Sanderxpander's right.
Sonar, like most DAWs, asks the ASIO driver, Core Audio, whatever, what the set latency is, plus you have the option of adjusting that figure in Sonar's preferences if it's noticeably incorrect, which doesn't happen very often.
What this means is that Sonar then automatically corrects for latency when placing audio on the time-line. It also compensates for a plugin's own latency as well, and usually gets it right unless the plugin is really badly written. All done automatically.
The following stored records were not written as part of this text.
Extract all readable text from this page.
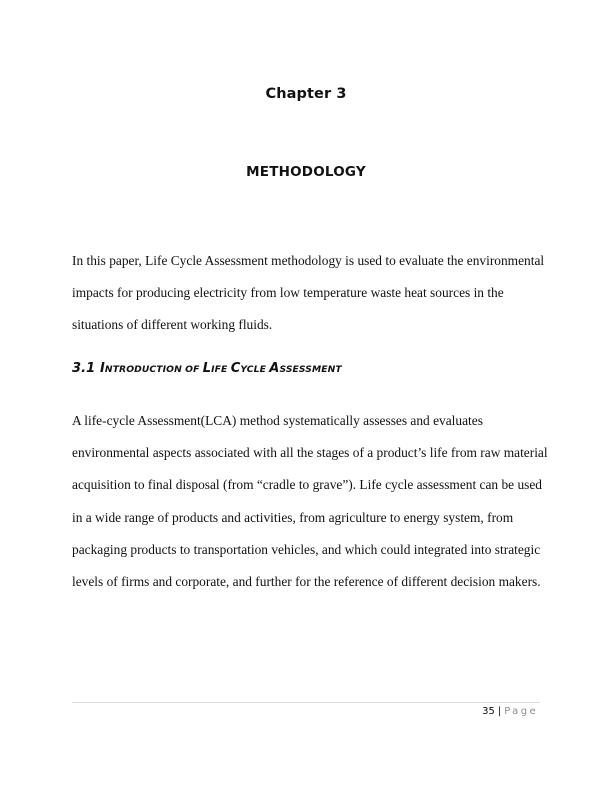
Chapter 3
METHODOLOGY

In this paper, Life Cycle Assessment methodology is used to evaluate the environmental impacts for producing electricity from low temperature waste heat sources in the situations of different working fluids.

3.1 INTRODUCTION OF LIFE CYCLE ASSESSMENT

A life-cycle Assessment(LCA) method systematically assesses and evaluates environmental aspects associated with all the stages of a product’s life from raw material acquisition to final disposal (from “cradle to grave”). Life cycle assessment can be used in a wide range of products and activities, from agriculture to energy system, from packaging products to transportation vehicles, and which could integrated into strategic levels of firms and corporate, and further for the reference of different decision makers.

35 | Page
Latency affects the time when we hear something while we are playing or mixing. It almost never* affects where the audio is placed in time or what the mix sounds like after the pass the automation was written, the fader moved etc. other than if there are plugins that require say 50ms to do their thing Sonar will delay commencing playback by 50ms to give that plugin a chance to get up to speed before everything happens. You probably won't notice even that, especially as Sonar has a default start delay of 250ms so it can read and process the first chunks of MIDI tracks.
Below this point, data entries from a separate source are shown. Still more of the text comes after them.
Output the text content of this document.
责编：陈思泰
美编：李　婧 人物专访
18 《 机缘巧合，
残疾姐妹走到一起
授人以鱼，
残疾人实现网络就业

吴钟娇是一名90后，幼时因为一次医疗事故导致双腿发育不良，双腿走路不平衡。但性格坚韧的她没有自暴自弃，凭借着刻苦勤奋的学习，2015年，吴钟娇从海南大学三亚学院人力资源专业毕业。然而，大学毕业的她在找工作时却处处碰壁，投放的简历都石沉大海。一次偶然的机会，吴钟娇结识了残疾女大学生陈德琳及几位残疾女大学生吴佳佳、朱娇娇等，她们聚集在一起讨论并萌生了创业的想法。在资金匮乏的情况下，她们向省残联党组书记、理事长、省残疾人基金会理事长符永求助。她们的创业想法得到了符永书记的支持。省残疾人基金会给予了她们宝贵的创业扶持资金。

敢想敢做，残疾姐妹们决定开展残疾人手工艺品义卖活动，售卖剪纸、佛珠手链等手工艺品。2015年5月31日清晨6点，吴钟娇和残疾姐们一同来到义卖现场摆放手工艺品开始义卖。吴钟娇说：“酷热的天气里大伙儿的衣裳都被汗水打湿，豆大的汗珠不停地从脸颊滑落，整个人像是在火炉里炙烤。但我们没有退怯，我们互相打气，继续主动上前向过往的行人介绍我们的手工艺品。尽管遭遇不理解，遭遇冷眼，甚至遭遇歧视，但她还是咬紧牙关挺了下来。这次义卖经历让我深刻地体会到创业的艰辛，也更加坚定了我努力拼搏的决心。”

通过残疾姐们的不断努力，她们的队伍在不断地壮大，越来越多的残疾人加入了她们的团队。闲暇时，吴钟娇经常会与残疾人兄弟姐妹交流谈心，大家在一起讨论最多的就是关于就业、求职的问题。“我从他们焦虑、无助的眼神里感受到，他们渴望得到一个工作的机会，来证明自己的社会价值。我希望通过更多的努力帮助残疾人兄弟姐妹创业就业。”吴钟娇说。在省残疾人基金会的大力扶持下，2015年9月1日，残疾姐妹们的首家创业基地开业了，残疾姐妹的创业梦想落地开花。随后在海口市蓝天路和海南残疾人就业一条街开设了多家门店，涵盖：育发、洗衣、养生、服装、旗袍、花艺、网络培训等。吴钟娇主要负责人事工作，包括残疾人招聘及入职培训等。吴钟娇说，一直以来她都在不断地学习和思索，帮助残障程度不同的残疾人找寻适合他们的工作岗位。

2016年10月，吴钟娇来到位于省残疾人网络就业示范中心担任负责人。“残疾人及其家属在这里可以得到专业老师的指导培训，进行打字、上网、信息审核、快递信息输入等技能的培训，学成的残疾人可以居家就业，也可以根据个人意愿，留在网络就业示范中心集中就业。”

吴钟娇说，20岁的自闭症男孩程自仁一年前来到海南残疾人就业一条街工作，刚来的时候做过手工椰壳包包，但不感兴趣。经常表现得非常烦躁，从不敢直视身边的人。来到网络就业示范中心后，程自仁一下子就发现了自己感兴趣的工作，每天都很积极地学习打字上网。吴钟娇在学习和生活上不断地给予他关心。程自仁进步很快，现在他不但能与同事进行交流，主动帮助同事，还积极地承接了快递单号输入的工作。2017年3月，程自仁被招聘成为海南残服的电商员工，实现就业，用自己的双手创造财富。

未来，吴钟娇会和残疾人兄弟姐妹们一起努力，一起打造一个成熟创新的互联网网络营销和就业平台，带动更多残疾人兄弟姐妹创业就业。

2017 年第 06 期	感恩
*there are times a DAW gets it wrong, but mostly that's when you're using MIDI to drive external hardware synths and the software doesn't know how long it takes that synth to produce a sound after it gets the MIDI. But even then it's a matter of a few milliseconds at most.
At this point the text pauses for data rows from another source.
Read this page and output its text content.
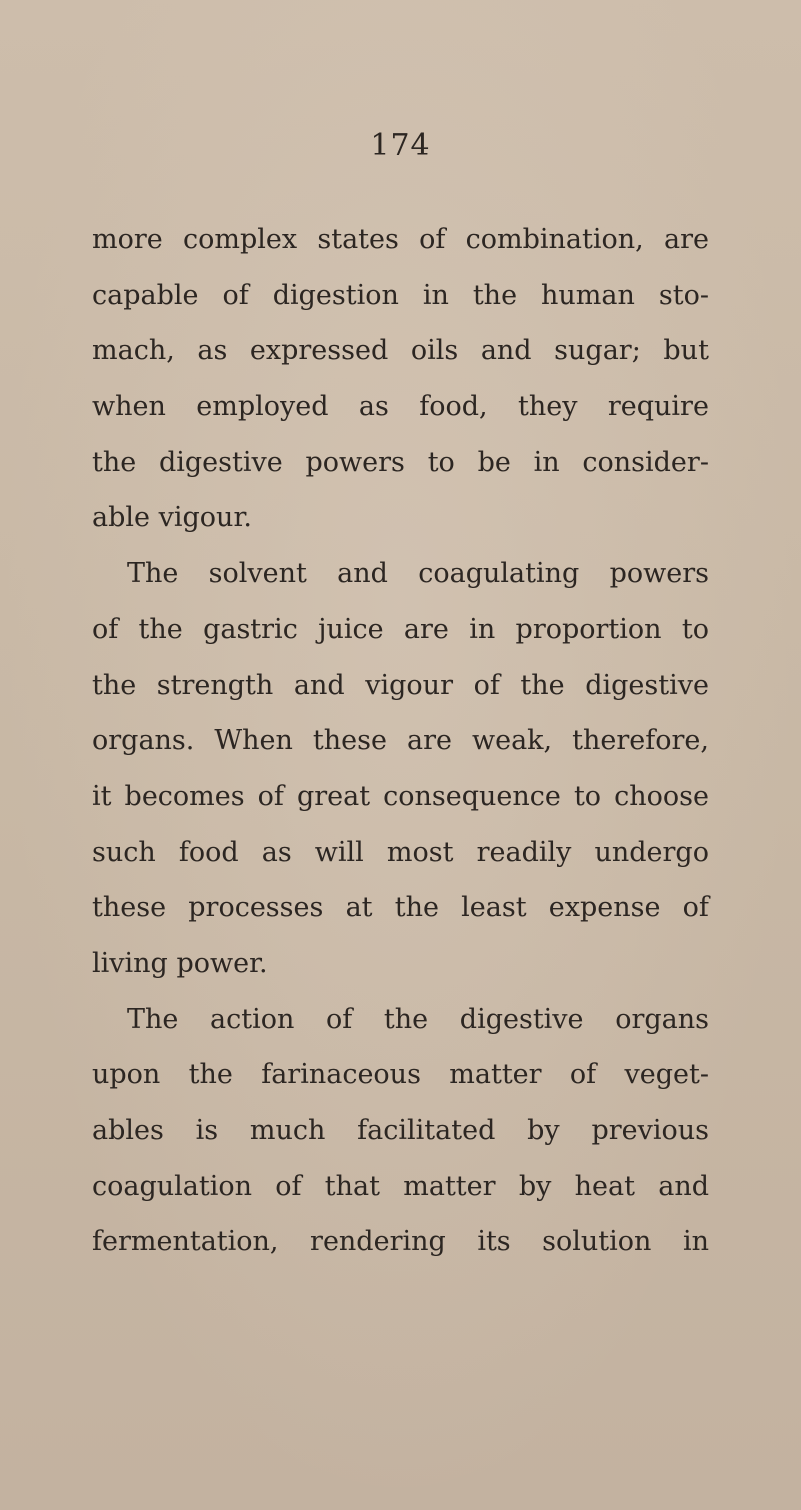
174
more complex states of combination, are
capable of digestion in the human sto-
mach, as expressed oils and sugar; but
when employed as food, they require
the digestive powers to be in consider-
able vigour.
The solvent and coagulating powers
of the gastric juice are in proportion to
the strength and vigour of the digestive
organs. When these are weak, therefore,
it becomes of great consequence to choose
such food as will most readily undergo
these processes at the least expense of
living power.
The action of the digestive organs
upon the farinaceous matter of veget-
ables is much facilitated by previous
coagulation of that matter by heat and
fermentation, rendering its solution in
Edited to add - in response to your original question, Platinum feels "snappier" than X3 to me, but there's no audio latency difference I've noticed. I just leave the UFX at 64 samples at 44.1KHz and pretty much forget about it. I could run X3 or Plat at the lowest latency the UFX driver allows, but all that results in is having to start increasing the latency a bit as the project grows. So I might as well start where I will end up anyway.